Afterwards, I steered her back into the room. Fishing one of my clean t-shirts out of my dresser drawer, I said, “strip.” She yanked her P.J. top off, and I dropped the men’s size large over her little shoulders. The shirt hung past her knees.

“Lulu, the trash can is going to be right here, okay?” I set it beside her mattress. “Let’s try to get a little more sleep. Your stomach might leave you alone now.” Weary, I stretched out onto my bed.

Lucy sunk down onto her mattress and wrestled her covers. “Bridge?” Her voice was shaky.

I sat up quickly. “Do you need the bucket?”

In the dark, she swung her head from side to side.
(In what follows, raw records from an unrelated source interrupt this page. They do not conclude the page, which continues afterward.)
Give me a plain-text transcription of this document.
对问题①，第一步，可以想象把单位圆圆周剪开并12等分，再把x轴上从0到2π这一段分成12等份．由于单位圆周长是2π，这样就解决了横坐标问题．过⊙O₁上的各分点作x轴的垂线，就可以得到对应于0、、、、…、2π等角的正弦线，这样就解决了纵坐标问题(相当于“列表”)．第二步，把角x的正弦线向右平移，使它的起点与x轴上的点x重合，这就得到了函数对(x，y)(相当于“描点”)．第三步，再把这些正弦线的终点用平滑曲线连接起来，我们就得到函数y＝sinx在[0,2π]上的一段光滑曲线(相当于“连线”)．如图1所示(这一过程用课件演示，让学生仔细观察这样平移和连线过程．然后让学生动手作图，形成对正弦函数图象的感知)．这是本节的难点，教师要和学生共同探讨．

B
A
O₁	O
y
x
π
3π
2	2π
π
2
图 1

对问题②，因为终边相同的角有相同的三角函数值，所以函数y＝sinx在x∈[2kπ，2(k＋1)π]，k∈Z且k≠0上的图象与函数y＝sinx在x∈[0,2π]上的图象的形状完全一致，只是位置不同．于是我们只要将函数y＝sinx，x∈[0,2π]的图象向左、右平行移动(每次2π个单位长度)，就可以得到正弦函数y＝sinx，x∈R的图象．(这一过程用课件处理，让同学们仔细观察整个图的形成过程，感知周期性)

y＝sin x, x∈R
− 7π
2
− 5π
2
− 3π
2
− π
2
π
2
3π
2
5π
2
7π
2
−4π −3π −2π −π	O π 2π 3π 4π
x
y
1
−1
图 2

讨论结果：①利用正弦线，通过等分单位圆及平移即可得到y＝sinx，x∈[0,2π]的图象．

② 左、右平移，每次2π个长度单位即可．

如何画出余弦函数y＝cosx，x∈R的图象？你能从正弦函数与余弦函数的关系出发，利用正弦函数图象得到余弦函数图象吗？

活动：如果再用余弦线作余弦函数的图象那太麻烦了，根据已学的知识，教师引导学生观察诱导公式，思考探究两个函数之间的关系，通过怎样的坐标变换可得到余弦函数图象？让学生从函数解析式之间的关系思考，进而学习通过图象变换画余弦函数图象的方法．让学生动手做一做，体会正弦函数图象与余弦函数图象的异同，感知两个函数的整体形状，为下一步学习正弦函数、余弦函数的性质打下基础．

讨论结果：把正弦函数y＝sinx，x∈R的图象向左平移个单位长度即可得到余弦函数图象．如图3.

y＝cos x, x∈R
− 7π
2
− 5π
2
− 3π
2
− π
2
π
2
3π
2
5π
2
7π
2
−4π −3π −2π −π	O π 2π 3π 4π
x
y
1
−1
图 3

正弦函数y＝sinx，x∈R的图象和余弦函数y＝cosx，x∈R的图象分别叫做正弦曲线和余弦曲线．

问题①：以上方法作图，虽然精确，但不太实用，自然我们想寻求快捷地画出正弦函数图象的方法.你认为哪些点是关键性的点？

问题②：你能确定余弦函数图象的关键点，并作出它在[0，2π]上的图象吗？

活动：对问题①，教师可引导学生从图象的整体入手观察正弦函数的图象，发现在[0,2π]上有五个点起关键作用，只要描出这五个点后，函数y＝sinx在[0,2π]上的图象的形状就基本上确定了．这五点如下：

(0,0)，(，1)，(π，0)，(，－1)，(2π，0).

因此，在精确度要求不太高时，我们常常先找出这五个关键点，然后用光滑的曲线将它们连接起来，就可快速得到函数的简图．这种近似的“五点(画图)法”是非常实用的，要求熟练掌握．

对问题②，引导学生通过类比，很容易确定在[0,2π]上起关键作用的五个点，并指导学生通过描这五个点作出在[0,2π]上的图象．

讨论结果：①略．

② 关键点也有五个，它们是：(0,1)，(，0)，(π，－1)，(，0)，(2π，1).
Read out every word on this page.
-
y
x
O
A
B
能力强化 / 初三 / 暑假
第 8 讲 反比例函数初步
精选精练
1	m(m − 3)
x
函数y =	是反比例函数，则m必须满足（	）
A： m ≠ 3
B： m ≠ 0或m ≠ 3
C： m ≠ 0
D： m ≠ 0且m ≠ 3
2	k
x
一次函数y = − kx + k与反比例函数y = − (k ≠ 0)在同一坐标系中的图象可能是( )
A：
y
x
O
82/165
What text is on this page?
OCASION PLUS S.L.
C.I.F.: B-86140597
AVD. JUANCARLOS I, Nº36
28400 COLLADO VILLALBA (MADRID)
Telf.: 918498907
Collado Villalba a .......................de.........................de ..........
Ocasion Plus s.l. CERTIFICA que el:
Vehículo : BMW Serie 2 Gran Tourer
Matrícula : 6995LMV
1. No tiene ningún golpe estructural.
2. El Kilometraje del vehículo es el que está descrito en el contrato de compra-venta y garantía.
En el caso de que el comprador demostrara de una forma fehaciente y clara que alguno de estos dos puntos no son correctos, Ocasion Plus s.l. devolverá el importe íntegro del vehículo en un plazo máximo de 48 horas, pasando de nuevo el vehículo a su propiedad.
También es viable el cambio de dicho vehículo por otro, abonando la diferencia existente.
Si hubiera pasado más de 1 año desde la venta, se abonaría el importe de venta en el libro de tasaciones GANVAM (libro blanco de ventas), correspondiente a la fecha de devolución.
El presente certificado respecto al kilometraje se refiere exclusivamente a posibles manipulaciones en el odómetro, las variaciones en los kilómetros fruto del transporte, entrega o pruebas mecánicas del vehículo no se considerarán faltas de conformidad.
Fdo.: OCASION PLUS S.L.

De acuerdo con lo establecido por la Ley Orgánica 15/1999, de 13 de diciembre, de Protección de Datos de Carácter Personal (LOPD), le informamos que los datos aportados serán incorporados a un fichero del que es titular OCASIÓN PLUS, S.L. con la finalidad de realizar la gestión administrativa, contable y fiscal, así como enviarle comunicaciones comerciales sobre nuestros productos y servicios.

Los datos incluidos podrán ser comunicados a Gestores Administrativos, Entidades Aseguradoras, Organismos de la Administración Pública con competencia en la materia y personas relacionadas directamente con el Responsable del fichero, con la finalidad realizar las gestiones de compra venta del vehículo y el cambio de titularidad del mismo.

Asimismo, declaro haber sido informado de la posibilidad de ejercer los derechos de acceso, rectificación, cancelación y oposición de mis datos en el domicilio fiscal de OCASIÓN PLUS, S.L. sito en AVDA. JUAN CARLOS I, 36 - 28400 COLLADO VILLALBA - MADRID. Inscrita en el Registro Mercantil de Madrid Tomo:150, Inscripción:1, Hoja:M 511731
And then her small shoulders hunched over and I could hear her crying again.

“Come here.”

About one point five seconds later, she was in my bed, her skinny arms latched around my neck. I tucked her head under my chin, and began to think uncharitable thoughts. Namely: For the love of God, don’t let me catch this fluBecause we will be so very screwed.

As if we weren’t already.

“Shh,” I said. Because that’s what you say to a crying child when there’s no other comfort you can give. Her tears were beginning to soak through my t-shirt.

And then she opened her mouth and cut me in half. “I want Mama.”

Lucy hadn’t mentioned Mom for weeks. She was a smart little girl, who had followed me out of the only home she’d ever lived in without a backward glance. And I’d thought she was okay with it. But didn’t that just prove that I was an insensitive ass? She was eight. She wanted Mommy to hold her when she was ill. “Of course you do,” I whispered against the tightening of my throat.

Because you can’t help what your heart wants.

“We should tell her I’m sick,” Lucy muttered into my chest.

I waited for the familiar surge of anger I always felt when I thought about Mom. But instead of an anger tsunami, all I got was a sad little ripple. “It’s the middle of the night,” I explained, congratulating myself for providing a semi-logical excuse. Because I couldn’t tell Lucy the truth. That her mother was a drugged up bitch who didn’t give two shits about us.

The panicky, ill Lucy wanted to believe that Mom would somehow wake from her self-induced nightmare and pull herself together on account of a virus. But I knew she wouldn’t. And in the morning, Lucy would probably know it, too.

My sister fell asleep without saying anything more. But I just lay there, watching as the gray light crept in through the leaded windows. This year was just so fucking hard. And it wasn’t going to get any easier.

Being with Lucy wasn’t the hard part. I was thirteen years old when she was born — a surprise to my parents. But things were going well for my father’s plumbing business, and so we moved out of our apartment and into the little house on the outskirts of Harkness.

Because of Lucy, I’ve always been good with kids. I was the fifteen year old holding the toddler in the grocery store while my mother shopped. Lucy let my father teach her to tie her shoes, but she wanted me when it was time to take the training wheels off her bike. Her preschool graduation was on the same day as my high school graduation. There’s a picture somewhere of the two of us, both wearing caps and gowns.

She was easy company. Even at her worst — sick in the night — she wasn’t any trouble. But money was tight. Time was tight. And hiding her from everyone else was fucking killing me.

The stress monkeys began climbing around inside my head, swinging from problem to problem. Luckily, Lucy slept.